Nuclear secrets are the most secret secrets of all, the news has recently reminded us. And the Manhattan Project—the quest to create the first atomic bomb—was super secret, with even plenty of people connected to it not knowing what it really was. And yet the project was infiltrated by Soviet informants. Multiple Soviet informants. 

Spy number one: Theodore Hall, born Theordore Holtzberg, because he was the son of Russian-born Barnett Holtzberg, who’d fled Russia to avoid persecution. Hall graduated high school at 14, graduated Harvard at 18, and was recruited to the Manhattan Project at 19. His Soviet codename was Mlad, or “Youngster.” 

Hall became a spy through his college roommate, Saville Sax (whose codename was “Oldster,” despite just being one year Hall’s senior). Sax’s parents were both Russian, and his mother was in a secret Communist group. Hall asked him to arrange a meeting with the KGB, and Hall showed up at this very first meeting with nuclear research documents. He went on passing along info throughout his time with the project, and though the FBI opened an investigation on him in 1951, they didn’t arrest him. The FBI released the evidence they had on him in 1995, and he publicly confessed in 1998, receiving no punishment. 

Another spy at the project, Klaus Fuchs actually was tried and convicted in 1950. Fuchs came from Germany to Britain as a refugee in 1933. Britain stuck him in an internment camp in Canada. He came back to Britain, became a nuclear scientist, got transferred to Columbia University, then joined the Manhattan Project. 

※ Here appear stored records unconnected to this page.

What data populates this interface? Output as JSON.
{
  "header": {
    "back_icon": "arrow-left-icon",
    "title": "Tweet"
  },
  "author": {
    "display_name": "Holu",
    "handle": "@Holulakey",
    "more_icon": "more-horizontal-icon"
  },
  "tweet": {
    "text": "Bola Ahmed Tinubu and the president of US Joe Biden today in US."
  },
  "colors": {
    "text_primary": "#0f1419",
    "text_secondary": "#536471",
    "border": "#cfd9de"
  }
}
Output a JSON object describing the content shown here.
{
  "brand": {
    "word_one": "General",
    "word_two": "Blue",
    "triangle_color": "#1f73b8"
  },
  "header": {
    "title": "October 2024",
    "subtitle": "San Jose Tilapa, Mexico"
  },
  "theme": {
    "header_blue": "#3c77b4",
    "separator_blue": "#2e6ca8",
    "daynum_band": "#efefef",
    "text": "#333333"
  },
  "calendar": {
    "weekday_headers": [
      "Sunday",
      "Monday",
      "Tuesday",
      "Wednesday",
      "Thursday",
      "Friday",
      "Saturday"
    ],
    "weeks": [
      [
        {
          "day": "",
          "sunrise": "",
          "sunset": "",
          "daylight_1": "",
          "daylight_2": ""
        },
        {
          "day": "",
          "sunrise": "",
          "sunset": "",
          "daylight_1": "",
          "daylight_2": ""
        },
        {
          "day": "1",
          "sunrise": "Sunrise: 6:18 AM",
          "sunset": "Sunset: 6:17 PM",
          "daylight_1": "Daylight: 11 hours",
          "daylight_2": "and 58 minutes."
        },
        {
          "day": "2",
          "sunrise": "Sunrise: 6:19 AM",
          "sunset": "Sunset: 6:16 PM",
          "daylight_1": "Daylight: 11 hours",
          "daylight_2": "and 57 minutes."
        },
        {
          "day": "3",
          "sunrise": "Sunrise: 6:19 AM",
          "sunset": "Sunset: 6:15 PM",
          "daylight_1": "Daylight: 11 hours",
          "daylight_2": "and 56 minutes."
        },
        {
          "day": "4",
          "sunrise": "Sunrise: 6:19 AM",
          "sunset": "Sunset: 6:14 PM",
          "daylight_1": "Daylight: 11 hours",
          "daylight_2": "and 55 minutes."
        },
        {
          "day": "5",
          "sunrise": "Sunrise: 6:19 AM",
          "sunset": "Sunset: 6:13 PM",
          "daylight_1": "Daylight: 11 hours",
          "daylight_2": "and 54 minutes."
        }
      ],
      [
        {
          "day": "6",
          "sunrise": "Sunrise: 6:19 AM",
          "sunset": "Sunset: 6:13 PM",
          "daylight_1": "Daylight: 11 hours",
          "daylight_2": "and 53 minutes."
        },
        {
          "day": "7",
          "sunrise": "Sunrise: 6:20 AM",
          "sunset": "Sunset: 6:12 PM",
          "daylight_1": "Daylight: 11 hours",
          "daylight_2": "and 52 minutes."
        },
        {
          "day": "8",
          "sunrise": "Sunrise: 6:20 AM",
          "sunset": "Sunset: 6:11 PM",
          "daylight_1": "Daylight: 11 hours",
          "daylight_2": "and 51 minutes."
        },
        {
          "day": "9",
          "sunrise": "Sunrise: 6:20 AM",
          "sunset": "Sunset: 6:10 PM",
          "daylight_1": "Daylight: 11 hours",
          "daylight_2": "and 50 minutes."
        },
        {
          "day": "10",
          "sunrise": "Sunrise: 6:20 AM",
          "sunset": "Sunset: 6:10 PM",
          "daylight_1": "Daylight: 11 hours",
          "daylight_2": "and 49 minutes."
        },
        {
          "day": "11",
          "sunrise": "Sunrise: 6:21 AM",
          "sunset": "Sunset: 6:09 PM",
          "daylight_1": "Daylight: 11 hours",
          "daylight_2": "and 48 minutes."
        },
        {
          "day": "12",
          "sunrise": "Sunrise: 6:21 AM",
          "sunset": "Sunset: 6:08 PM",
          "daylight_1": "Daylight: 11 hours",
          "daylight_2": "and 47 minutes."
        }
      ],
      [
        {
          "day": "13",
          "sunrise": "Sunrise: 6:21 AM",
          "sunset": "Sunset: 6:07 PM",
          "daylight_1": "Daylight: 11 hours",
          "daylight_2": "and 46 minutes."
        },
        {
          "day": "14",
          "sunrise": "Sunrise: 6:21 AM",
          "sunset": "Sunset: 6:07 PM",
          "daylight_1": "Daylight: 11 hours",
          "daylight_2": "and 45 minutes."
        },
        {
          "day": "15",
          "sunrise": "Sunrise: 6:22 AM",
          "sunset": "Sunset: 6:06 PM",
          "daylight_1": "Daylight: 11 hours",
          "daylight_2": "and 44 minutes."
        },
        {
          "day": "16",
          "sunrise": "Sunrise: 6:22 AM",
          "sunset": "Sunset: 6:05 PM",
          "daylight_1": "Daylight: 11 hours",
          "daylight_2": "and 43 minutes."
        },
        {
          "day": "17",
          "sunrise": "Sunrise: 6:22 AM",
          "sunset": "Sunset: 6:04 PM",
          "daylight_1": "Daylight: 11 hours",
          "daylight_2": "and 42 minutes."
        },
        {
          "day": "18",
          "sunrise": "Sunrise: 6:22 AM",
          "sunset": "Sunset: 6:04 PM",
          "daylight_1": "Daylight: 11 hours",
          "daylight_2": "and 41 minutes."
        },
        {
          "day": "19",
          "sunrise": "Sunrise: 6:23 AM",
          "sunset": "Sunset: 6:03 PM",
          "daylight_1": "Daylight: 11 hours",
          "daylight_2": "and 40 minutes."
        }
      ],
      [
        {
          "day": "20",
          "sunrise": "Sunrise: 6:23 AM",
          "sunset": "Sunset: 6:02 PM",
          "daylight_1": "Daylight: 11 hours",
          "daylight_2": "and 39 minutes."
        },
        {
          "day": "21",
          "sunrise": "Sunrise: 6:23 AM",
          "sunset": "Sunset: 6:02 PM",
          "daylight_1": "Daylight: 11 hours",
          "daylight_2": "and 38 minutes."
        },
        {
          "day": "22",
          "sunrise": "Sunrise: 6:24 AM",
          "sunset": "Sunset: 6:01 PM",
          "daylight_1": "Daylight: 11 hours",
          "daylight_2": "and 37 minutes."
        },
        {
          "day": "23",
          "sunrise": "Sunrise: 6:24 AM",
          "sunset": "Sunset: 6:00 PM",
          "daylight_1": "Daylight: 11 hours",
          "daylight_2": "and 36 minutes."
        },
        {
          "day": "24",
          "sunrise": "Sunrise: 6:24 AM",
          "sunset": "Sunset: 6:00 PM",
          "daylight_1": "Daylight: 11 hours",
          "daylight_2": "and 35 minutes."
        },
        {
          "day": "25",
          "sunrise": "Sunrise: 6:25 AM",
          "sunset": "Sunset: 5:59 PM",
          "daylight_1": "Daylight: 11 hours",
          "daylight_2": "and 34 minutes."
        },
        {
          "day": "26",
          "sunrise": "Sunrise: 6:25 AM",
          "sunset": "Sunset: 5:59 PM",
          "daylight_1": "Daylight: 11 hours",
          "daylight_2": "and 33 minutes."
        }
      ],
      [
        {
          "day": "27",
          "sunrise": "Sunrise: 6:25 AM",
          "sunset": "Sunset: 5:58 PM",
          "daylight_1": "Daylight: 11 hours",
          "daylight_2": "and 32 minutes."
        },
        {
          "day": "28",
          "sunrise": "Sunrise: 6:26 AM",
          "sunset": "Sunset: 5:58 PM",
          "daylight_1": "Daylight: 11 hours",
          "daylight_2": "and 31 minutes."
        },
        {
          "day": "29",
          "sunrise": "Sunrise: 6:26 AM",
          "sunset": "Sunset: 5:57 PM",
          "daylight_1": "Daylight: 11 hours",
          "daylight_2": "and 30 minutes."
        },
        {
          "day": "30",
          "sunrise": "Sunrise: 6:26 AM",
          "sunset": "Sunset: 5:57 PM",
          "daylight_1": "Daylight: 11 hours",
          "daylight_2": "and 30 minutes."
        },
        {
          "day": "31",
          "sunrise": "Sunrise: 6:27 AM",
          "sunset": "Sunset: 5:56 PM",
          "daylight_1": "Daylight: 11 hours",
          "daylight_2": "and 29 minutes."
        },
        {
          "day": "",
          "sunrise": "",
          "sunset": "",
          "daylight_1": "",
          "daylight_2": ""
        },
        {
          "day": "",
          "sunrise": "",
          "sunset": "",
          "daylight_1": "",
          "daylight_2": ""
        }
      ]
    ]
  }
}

Fuchs too approached the Soviets to become a spy, and the info he passed along was serious stuff: He taught the Soviets how to process uranium. The British discovered he was a spy and sentenced him to 14 years. He was guilty of espionage but not treason—remember, the Soviets were working with the US and the UK at the tail end of World War II.

Hall and Fuchs never worked together, and during their time on the Project, neither knew the other was a spy. They were just two of the Soviet spies on the Project; there were others as well. There was David Greenglass (brother to Ethel Rosenberg, who was famously executed for espionage, along with her husband), and then there was Oscar Seborer, who was only confirmed as a spy in 2019. Today, no reputable source on the Manhattan Project definitively states how many spies infiltrated it. We have to assume even more may have, undetected.